SHA-based subclass for random module

Mon Mar 22 15:18:31 EST 2004

On Mon, 22 Mar 2004 13:41:46 -0500, "Tim Peters" <tim.one at comcast.net>
wrote:

>[David MacQuigg]
>> ...
>> I'm still curious as to the answer to my very simple and basic
>> question:
>
>It is basic, but there's nothing simple about it.
>
>> Are there any examples that show a *non-subjective* difference in a
>> physically meaningful result between one PRNG and another?
>
>Yes, but different RNGs have different weaknesses, and whether the
>weaknesses of a specific RNG *matter* to you depend on detailed analysis of
>the specific app you have in mind.
>
>The primary weakness of linear congruential generators (still the most
>common kind) is dramatically illustrated all over the web; e.g., look at the
>3D plot at:
>
>    http://www.unf.edu/ccec/cis/CIShtml/RANDUinfo.html
>
>If you need to generate "random" points in 3D space, does it matter that the
>particular LCG plotted there systematically generates points that fall on
>one of 15 planes, no matter how many points you generate?  There's no answer
>to that short of analyzing the specifics of what you're trying to accomplish
>by generating those points.  For example, if your app relies on the triples
>generated being approximately equally distributed throughout a 3D cube, that
>particular LCG is an obvious disaster for that particular application.  But
>if your app only cares that the projection of the points onto the x axis is
>approximately equally distributed, probably no problem, despite that it's
>obvious "by eyeball" that there's nothing even remotely "random" about their
>distribution in 3D space.
>
>You're not going to get an easy answer.  Well, here's one:  the Mersenne
>Twister in Python 2.3 is probably the best and most widely tested fast PRNG
>in existence now, and has provably good equidistribution properties in high
>dimensions (a plot like the one above would have no visible patterns if the
>Twister had been used instead).

This is the first good answer I have heard, and it has changed my
thinking on this question.  I understand now that the problem is not
just something that might be found in the tenth decimal place.  The
clustering of random points into very thin planes could radically
affect a simulation depending on the distances between those points.

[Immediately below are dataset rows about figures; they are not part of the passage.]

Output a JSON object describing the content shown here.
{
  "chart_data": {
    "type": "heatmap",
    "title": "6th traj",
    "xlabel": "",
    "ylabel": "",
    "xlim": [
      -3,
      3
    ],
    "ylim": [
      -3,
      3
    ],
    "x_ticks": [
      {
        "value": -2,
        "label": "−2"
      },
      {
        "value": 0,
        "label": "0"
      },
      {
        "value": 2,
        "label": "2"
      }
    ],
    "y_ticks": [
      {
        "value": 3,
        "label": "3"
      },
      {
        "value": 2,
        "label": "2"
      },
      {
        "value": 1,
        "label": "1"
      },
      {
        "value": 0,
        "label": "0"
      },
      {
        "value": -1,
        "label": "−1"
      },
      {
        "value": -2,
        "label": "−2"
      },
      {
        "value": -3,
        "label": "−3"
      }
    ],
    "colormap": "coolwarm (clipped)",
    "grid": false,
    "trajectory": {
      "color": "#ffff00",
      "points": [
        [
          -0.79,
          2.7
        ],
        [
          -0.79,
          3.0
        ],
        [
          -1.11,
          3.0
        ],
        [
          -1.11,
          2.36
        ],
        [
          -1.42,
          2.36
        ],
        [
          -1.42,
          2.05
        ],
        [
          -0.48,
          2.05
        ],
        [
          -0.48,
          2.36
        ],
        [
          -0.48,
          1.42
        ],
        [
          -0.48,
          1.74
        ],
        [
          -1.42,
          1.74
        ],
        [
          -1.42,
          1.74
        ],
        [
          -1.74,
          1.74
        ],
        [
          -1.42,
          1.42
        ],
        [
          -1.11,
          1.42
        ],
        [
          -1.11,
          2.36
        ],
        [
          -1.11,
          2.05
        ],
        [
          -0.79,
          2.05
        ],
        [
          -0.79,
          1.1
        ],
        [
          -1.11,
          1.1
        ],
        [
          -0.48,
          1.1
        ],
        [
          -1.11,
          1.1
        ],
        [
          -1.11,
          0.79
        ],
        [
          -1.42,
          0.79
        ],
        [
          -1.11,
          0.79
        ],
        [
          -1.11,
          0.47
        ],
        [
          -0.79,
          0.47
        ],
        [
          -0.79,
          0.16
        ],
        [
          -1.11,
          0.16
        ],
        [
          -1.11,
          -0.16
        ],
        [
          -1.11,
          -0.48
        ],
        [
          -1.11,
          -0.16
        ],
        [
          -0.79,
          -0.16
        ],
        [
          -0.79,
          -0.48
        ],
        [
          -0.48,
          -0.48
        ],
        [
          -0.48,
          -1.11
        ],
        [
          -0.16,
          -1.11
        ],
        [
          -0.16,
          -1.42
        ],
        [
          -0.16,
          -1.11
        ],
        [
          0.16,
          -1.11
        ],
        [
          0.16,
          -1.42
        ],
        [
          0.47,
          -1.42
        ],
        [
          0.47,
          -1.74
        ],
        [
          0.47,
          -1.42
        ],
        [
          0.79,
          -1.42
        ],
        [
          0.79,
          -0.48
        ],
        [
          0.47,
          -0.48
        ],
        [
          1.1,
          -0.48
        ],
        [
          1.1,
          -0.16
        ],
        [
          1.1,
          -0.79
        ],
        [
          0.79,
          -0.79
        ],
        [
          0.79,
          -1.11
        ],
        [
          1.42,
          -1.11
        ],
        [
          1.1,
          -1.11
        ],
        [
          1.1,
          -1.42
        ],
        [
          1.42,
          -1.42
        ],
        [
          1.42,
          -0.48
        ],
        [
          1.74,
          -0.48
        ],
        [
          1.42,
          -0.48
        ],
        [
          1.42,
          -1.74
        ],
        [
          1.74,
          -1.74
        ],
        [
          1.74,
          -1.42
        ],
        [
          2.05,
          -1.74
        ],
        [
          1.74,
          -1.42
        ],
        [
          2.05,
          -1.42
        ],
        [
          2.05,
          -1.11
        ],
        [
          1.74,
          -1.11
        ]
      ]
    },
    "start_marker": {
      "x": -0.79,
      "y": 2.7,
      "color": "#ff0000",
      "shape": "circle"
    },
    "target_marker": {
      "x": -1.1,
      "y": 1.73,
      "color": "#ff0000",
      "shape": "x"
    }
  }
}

The problem I am working on (statistical simulation of electronic
circuits) involves a large number of 1D distributions, but with
carefully controlled correlations between these distributions.  We are
probably just lucky that the PRNG we are using has not caused a
noticable problem, but seeing just one clear example like the above
has made me decide to be much more cautious in selecting a PRNG.

Thanks for the enlightenment.

-- Dave